Goal: Make Research's reusable ML tooling easy to consume in ml-pipelines, reducing duplication and easing migrations—without heavy frameworks.

Deliverables:

  • Shared code project in ml-pipelines (name TBD)
    • Own deps + CI (tests incl. Spark snapshot, lint, build, publish)
    • Publish a wheel to GitLab PyPI for ML projects and Research
    • Seed from research-datasets (research_transformation, etc.); replace in-tree copies
    • Pin offline workload deps (e.g., Spark/Iceberg); notebook-friendly usage
    • Utilities only; no framework base classes
  • Command API (opt-in)
    • Generate typed dataclasses from entry-point args; use in Airflow tasks
    • Better defaults, type safety, IDE hints; easier usage in Jupyter
    • Pilot in one project before broader adoption

Affected repos:

  • Migrate shared code from research-datasets → new shared project in ml-pipelines
  • Update dependent projects to import the published wheel
  • Minimal DAG updates in airflow-dags for pilot if needed

Out of Scope

  • Migrating specific pipelines (revert-risk, add-a-link, inference, etc.)
  • Mandating Command API across all pipelines

Acceptance

  • Shared project created; CI green; wheel published; brief docs
  • At least one ML project consumes the package
  • Command API used in one pilot

Details

Due Date
Dec 30 2025, 12:00 AM

Event Timeline

Thanks @fkaelin for creating this task. We discussed this with @isarantopoulos and there are a few things we should figure out before we start this migration:

  • Ownership of the migrated code
  • What pipelines from Research does ML need? Do we need to migrate everything?
  • What are the dependencies?
  • How do we work together for this migration (roles and responsibilities, workflows etc)

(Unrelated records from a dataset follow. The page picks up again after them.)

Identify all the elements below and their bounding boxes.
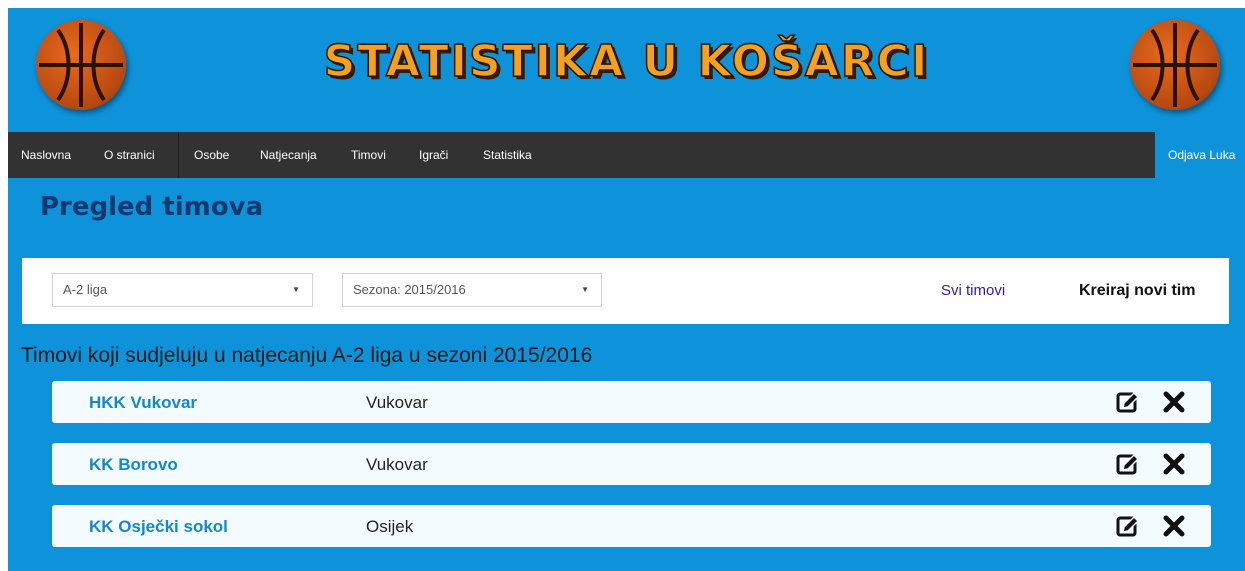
- nav-item-osobe[interactable]: Osobe: [194, 132, 229, 178]
- basketball-icon: [1130, 20, 1220, 110]
- page-frame: STATISTIKA U KOŠARCI Naslovna O stranici…: [8, 8, 1245, 571]
- season-select-value: Sezona: 2015/2016: [353, 282, 466, 297]
- team-name-link[interactable]: KK Osječki sokol: [89, 517, 228, 537]
- team-list-caption: Timovi koji sudjeluju u natjecanju A-2 l…: [21, 344, 593, 367]
- league-select-value: A-2 liga: [63, 282, 108, 297]
- nav-item-statistika[interactable]: Statistika: [483, 132, 532, 178]
- nav-item-o-stranici[interactable]: O stranici: [104, 132, 155, 178]
- close-icon[interactable]: [1163, 391, 1185, 413]
- team-name-link[interactable]: HKK Vukovar: [89, 393, 197, 413]
- chevron-down-icon: ▼: [581, 285, 589, 294]
- logout-link[interactable]: Odjava Luka: [1168, 132, 1235, 178]
- edit-icon[interactable]: [1116, 390, 1140, 414]
- table-row: HKK Vukovar Vukovar: [52, 381, 1211, 423]
- nav-divider: [178, 132, 179, 178]
- season-select[interactable]: Sezona: 2015/2016 ▼: [342, 273, 602, 307]
- page-title: Pregled timova: [40, 192, 264, 222]
- all-teams-link[interactable]: Svi timovi: [941, 282, 1005, 299]
- nav-item-naslovna[interactable]: Naslovna: [21, 132, 71, 178]
- nav-item-natjecanja[interactable]: Natjecanja: [260, 132, 317, 178]
- edit-icon[interactable]: [1116, 514, 1140, 538]
- team-city: Vukovar: [366, 393, 428, 412]
- league-select[interactable]: A-2 liga ▼: [52, 273, 313, 307]
- team-city: Vukovar: [366, 455, 428, 474]
- site-title: STATISTIKA U KOŠARCI: [323, 35, 930, 88]
- table-row: KK Borovo Vukovar: [52, 443, 1211, 485]
- team-name-link[interactable]: KK Borovo: [89, 455, 178, 475]
- nav-item-igraci[interactable]: Igrači: [419, 132, 448, 178]
- create-team-button[interactable]: Kreiraj novi tim: [1079, 282, 1195, 300]
- table-row: KK Osječki sokol Osijek: [52, 505, 1211, 547]
- filter-bar: A-2 liga ▼ Sezona: 2015/2016 ▼ Svi timov…: [22, 258, 1229, 324]
- close-icon[interactable]: [1163, 453, 1185, 475]
- team-city: Osijek: [366, 517, 414, 536]
- nav-item-timovi[interactable]: Timovi: [351, 132, 386, 178]
- chevron-down-icon: ▼: [292, 285, 300, 294]
- close-icon[interactable]: [1163, 515, 1185, 537]
- site-header: STATISTIKA U KOŠARCI: [8, 8, 1245, 132]
- edit-icon[interactable]: [1116, 452, 1140, 476]
- main-navbar: Naslovna O stranici Osobe Natjecanja Tim…: [8, 132, 1245, 178]
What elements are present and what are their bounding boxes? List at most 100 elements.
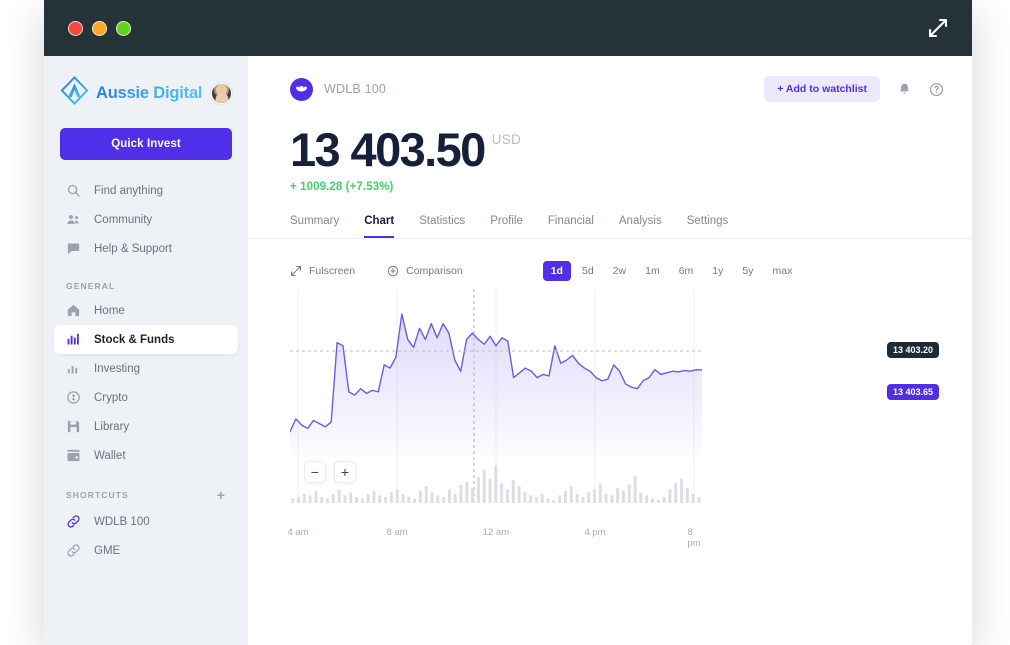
price-chart[interactable]: − + 13 403.20 13 403.65 4 am 8 am 12 am 4 p… (248, 289, 972, 549)
avatar[interactable] (211, 82, 233, 104)
range-5d[interactable]: 5d (574, 261, 602, 281)
sidebar-item-label: Community (94, 213, 153, 226)
range-1m[interactable]: 1m (637, 261, 668, 281)
main-content: WDLB 100 + Add to watchlist 13 403.50 US… (248, 56, 972, 645)
sidebar-section-shortcuts: SHORTCUTS + (44, 488, 248, 502)
sidebar-item-label: Library (94, 420, 130, 433)
chart-zoom-controls: − + (304, 461, 356, 484)
sidebar-top-nav: Find anything Community Help & Support (44, 176, 248, 263)
quick-invest-button[interactable]: Quick Invest (60, 128, 232, 160)
bar-chart-icon (66, 332, 81, 347)
window-controls (68, 20, 131, 36)
help-circle-icon[interactable] (929, 82, 944, 97)
tab-analysis[interactable]: Analysis (619, 215, 662, 238)
logo-icon (60, 76, 89, 110)
sidebar-item-investing[interactable]: Investing (54, 354, 238, 383)
people-icon (66, 212, 81, 227)
save-icon (66, 419, 81, 434)
tab-profile[interactable]: Profile (490, 215, 523, 238)
coin-icon (66, 390, 81, 405)
content-tabs: Summary Chart Statistics Profile Financi… (248, 193, 972, 240)
chart-x-tick-label: 8 pm (687, 527, 701, 550)
chart-x-tick-label: 12 am (482, 527, 510, 539)
sidebar-item-label: Help & Support (94, 242, 172, 255)
tab-chart[interactable]: Chart (364, 215, 394, 238)
sidebar-section-general: GENERAL (44, 281, 248, 291)
symbol-row: WDLB 100 (290, 77, 387, 101)
bell-icon[interactable] (897, 82, 912, 97)
search-icon (66, 183, 81, 198)
app-window: Aussie Digital Quick Invest Find anythin… (44, 0, 972, 645)
chart-x-tick-label: 8 am (386, 527, 408, 539)
fullscreen-arrows-icon (290, 265, 302, 277)
sidebar-shortcuts-nav: WDLB 100 GME (44, 507, 248, 565)
chart-x-tick-label: 4 pm (584, 527, 606, 539)
tab-settings[interactable]: Settings (687, 215, 729, 238)
range-selector: 1d 5d 2w 1m 6m 1y 5y max (542, 261, 801, 282)
sidebar-item-stock-funds[interactable]: Stock & Funds (54, 325, 238, 354)
comparison-button[interactable]: Comparison (387, 265, 463, 277)
range-max[interactable]: max (764, 261, 800, 281)
sidebar-item-label: Crypto (94, 391, 128, 404)
sidebar-item-find-anything[interactable]: Find anything (54, 176, 238, 205)
header-actions: + Add to watchlist (764, 76, 944, 102)
section-heading: GENERAL (66, 281, 116, 291)
sidebar-general-nav: Home Stock & Funds Investing Crypto Libr… (44, 296, 248, 470)
sidebar-item-label: Find anything (94, 184, 164, 197)
price-currency: USD (491, 132, 522, 147)
crown-icon (290, 77, 313, 101)
sidebar-item-label: Stock & Funds (94, 333, 175, 346)
chart-canvas[interactable] (290, 289, 702, 521)
range-2w[interactable]: 2w (605, 261, 634, 281)
link-icon (66, 514, 81, 529)
tab-statistics[interactable]: Statistics (419, 215, 465, 238)
plus-circle-icon (387, 265, 399, 277)
sidebar-item-label: Wallet (94, 449, 126, 462)
zoom-in-button[interactable]: + (334, 461, 356, 484)
sidebar-shortcut-gme[interactable]: GME (54, 536, 238, 565)
chart-x-tick-label: 4 am (287, 527, 309, 539)
content-header: WDLB 100 + Add to watchlist (248, 56, 972, 102)
fullscreen-button[interactable]: Fulscreen (290, 265, 355, 277)
brand-row: Aussie Digital (44, 70, 248, 116)
range-6m[interactable]: 6m (671, 261, 702, 281)
sidebar-item-label: GME (94, 544, 121, 557)
sidebar-item-community[interactable]: Community (54, 205, 238, 234)
link-icon (66, 543, 81, 558)
range-1d[interactable]: 1d (542, 261, 571, 282)
minimize-button[interactable] (92, 20, 107, 36)
tab-financial[interactable]: Financial (548, 215, 594, 238)
sidebar-item-wallet[interactable]: Wallet (54, 441, 238, 470)
sidebar-item-label: Investing (94, 362, 141, 375)
range-5y[interactable]: 5y (734, 261, 761, 281)
expand-arrows-icon[interactable] (926, 16, 950, 40)
sidebar-item-home[interactable]: Home (54, 296, 238, 325)
current-price: 13 403.50 (290, 123, 486, 176)
maximize-button[interactable] (116, 20, 131, 36)
sidebar-shortcut-wdlb-100[interactable]: WDLB 100 (54, 507, 238, 536)
chart-toolbar: Fulscreen Comparison 1d 5d 2w 1m 6m 1y 5… (248, 239, 972, 282)
symbol-name: WDLB 100 (324, 82, 387, 96)
section-heading: SHORTCUTS (66, 490, 129, 500)
brand-name: Aussie Digital (96, 83, 203, 102)
sidebar-item-crypto[interactable]: Crypto (54, 383, 238, 412)
add-to-watchlist-button[interactable]: + Add to watchlist (764, 76, 880, 102)
last-price-badge: 13 403.65 (887, 384, 940, 401)
add-shortcut-button[interactable]: + (217, 488, 226, 502)
home-icon (66, 303, 81, 318)
sidebar-item-help-support[interactable]: Help & Support (54, 234, 238, 263)
window-titlebar (44, 0, 972, 56)
sidebar: Aussie Digital Quick Invest Find anythin… (44, 56, 248, 645)
tab-summary[interactable]: Summary (290, 215, 339, 238)
close-button[interactable] (68, 20, 83, 36)
fullscreen-label: Fulscreen (309, 265, 356, 278)
sidebar-item-label: Home (94, 304, 125, 317)
chart-icon (66, 361, 81, 376)
price-block: 13 403.50 USD (248, 102, 972, 176)
sidebar-item-library[interactable]: Library (54, 412, 238, 441)
wallet-icon (66, 448, 81, 463)
chat-bubble-icon (66, 241, 81, 256)
marker-price-badge: 13 403.20 (887, 342, 940, 359)
zoom-out-button[interactable]: − (304, 461, 326, 484)
range-1y[interactable]: 1y (704, 261, 731, 281)
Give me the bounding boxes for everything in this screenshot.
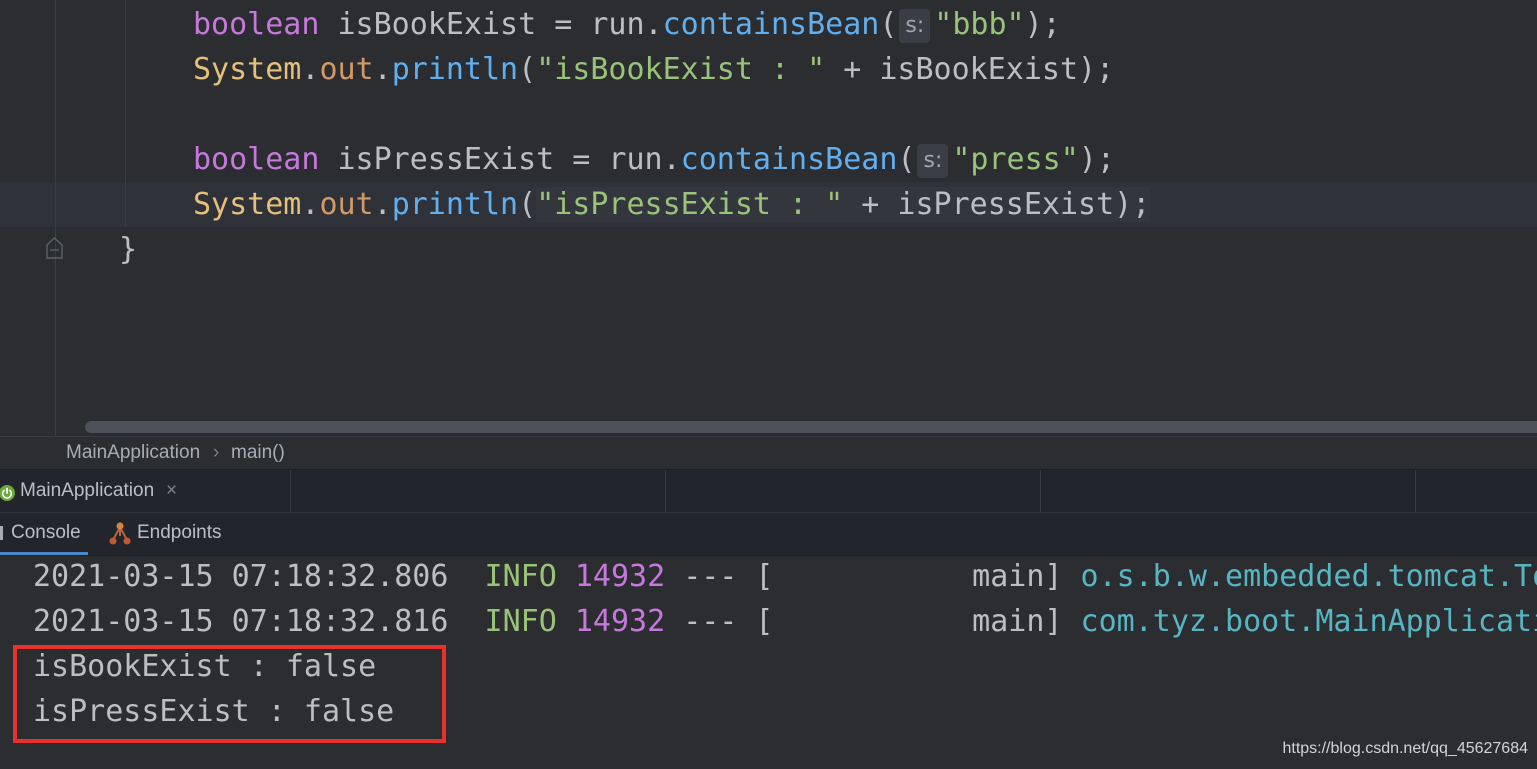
code-static-field: out [319,187,374,222]
run-tab-label: MainApplication [20,480,155,501]
code-identifier: isPressExist = run. [319,142,681,177]
code-identifier: isBookExist = run. [319,7,663,42]
code-line-book-exist-print[interactable]: System.out.println("isBookExist : " + is… [193,47,1114,92]
code-paren: ( [518,52,537,87]
code-punctuation: ); [1024,7,1061,42]
code-static-field: out [319,52,374,87]
code-method-call: containsBean [680,142,898,177]
code-editor[interactable]: boolean isBookExist = run.containsBean(s… [0,0,1537,436]
parameter-name-hint: s: [899,8,931,43]
highlight-box [13,645,446,743]
run-tab-mainapplication[interactable]: MainApplication × [0,470,195,512]
code-string-literal: "bbb" [934,7,1025,42]
code-dot: . [301,187,320,222]
log-pid: 14932 [574,559,666,594]
code-method-call: containsBean [662,7,880,42]
code-keyword: boolean [193,142,320,177]
tab-endpoints[interactable]: Endpoints [100,513,230,555]
log-timestamp: 2021-03-15 07:18:32.806 [33,559,449,594]
horizontal-scrollbar[interactable] [85,421,1537,433]
log-logger: o.s.b.w.embedded.tomcat.To [1080,559,1537,594]
code-paren: ( [897,142,916,177]
close-icon[interactable]: × [166,470,177,512]
tab-divider [1415,470,1416,512]
log-level: INFO [484,559,557,594]
gutter-divider [55,0,56,436]
console-icon [0,526,3,540]
tab-divider [665,470,666,512]
tab-console[interactable]: Console [0,513,88,555]
fold-end-icon[interactable] [45,236,64,260]
tab-divider [290,470,291,512]
code-paren: ( [879,7,898,42]
breadcrumb-method[interactable]: main() [231,437,285,469]
code-line-press-exist-decl[interactable]: boolean isPressExist = run.containsBean(… [193,137,1115,182]
code-paren: ( [518,187,537,222]
code-line-press-exist-print[interactable]: System.out.println("isPressExist : " + i… [193,182,1151,227]
code-keyword: boolean [193,7,320,42]
tab-endpoints-label: Endpoints [137,522,222,543]
log-thread: --- [ main] [683,559,1063,594]
code-line-book-exist-decl[interactable]: boolean isBookExist = run.containsBean(s… [193,2,1061,47]
log-line: 2021-03-15 07:18:32.806 INFO 14932 --- [ ma… [33,556,1537,599]
log-timestamp: 2021-03-15 07:18:32.816 [33,604,449,639]
log-logger: com.tyz.boot.MainApplicati [1080,604,1537,639]
indent-guide [125,0,126,226]
log-level: INFO [484,604,557,639]
tab-console-label: Console [11,522,81,543]
console-sub-tabs: Console Endpoints [0,512,1537,555]
code-method-call: println [391,52,519,87]
watermark-url: https://blog.csdn.net/qq_45627684 [1282,740,1528,757]
code-punctuation: ); [1078,142,1115,177]
code-expression: + isBookExist); [825,52,1115,87]
code-string-literal: "press" [952,142,1079,177]
run-tool-window-tabs: MainApplication × [0,469,1537,512]
breadcrumb-separator: › [213,442,220,463]
code-dot: . [301,52,320,87]
endpoints-icon [109,522,131,545]
log-line: 2021-03-15 07:18:32.816 INFO 14932 --- [ ma… [33,599,1537,644]
code-dot: . [373,52,392,87]
code-dot: . [373,187,392,222]
breadcrumb: MainApplication › main() [0,436,1537,469]
code-class-name: System [193,52,302,87]
parameter-name-hint: s: [917,143,949,178]
code-string-literal: "isPressExist : " [536,187,844,222]
code-class-name: System [193,187,302,222]
tab-divider [1040,470,1041,512]
code-line-closing-brace[interactable]: } [119,227,137,272]
spring-boot-icon [0,485,15,501]
log-pid: 14932 [574,604,666,639]
code-string-literal: "isBookExist : " [536,52,826,87]
log-thread: --- [ main] [683,604,1063,639]
code-expression: + isPressExist); [843,187,1151,222]
code-brace: } [119,232,138,267]
breadcrumb-class[interactable]: MainApplication [66,437,200,469]
code-method-call: println [391,187,519,222]
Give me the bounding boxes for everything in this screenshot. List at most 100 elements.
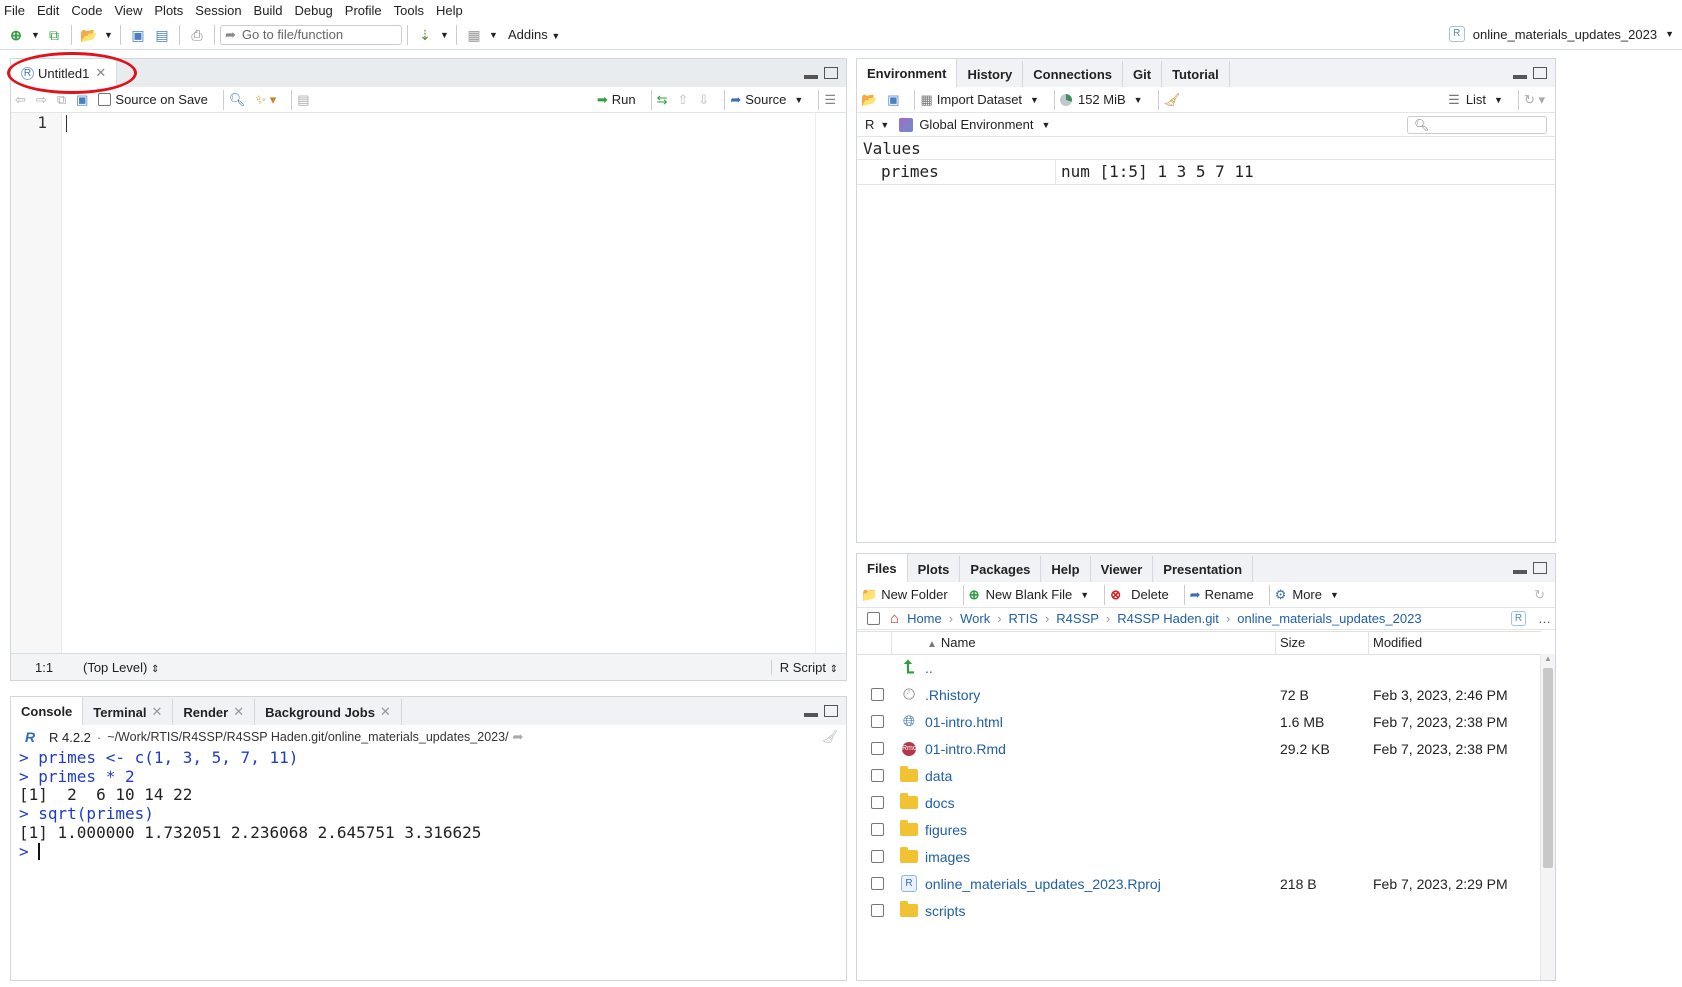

@isarantopoulos please let me know if I am missing something. Happy to create a separate task for the above.

Miriam set Due Date to Sep 29 2025, 11:00 PM.Jul 28 2025, 9:53 AM
Miriam moved this task from Staged to In Progress on the Research board.
Miriam triaged this task as Medium priority.Aug 26 2025, 11:00 AM
Miriam changed Due Date from Sep 29 2025, 11:00 PM to Dec 30 2025, 12:00 AM.Oct 16 2025, 12:58 PM

Weekly updates

  • The suggested contributions are described in this doc
  • Ongoing discussion regarding ML dev tooling (with notebook support). Prototype repo is wmfing, replacing the archived research-commons repo.

Very cool!

The 'Command API' sounds like a very useful thing outside of just ML and Research jobs. As you build it, perhaps it would make sense to consult with Data Engineering @amastilovic @mforns @xcollazo etc. to see if there might be a way to build it for general use?

Weekly updates

  • started implementation of commons-utils as a project in ml-pipeline. Initial focus is on ci integration to publish a wheel, and adding it is a dependency to another project.

Updates:

  • The previously unused common_utils module is revamped into a shared python project. A gitlab CI job can publish a versioned wheel to the package registry. Other projects in the ml-pipelines can depend on the published wheel, or via a local path for development. This allows projects to depend on different version of common_utils if needed. The shared code from research-datasets repo was moved with no changes, including the unit tests.
  • The add-a-link project in ml-pipelines now depends on the new common_utils project. Previously that shared code was copied to the add-a-link project directly, the duplicate code was removed.
  • There is a new development blubber variant that defines a base docker image for development. This development image can be used to run tests locally, or to start a local jupyter server for development. Documented in the readme.
  • A development dependency to wmfing was added to facilitate development of spark based pipelines, with example usage for add-a-link documented here.
  • After closer inspection, it didn't make sense to adopt the Command API from research-datasets for ml-pipelines. As ml-pipelines is a mono-repo with many independent sub-projects, the unified Command API (that automatically creates dataclasses for all "entry-point" methods) would require undesired dependencies. The added complexity is not worth the benefit.

With this, this task can be marked as resolved.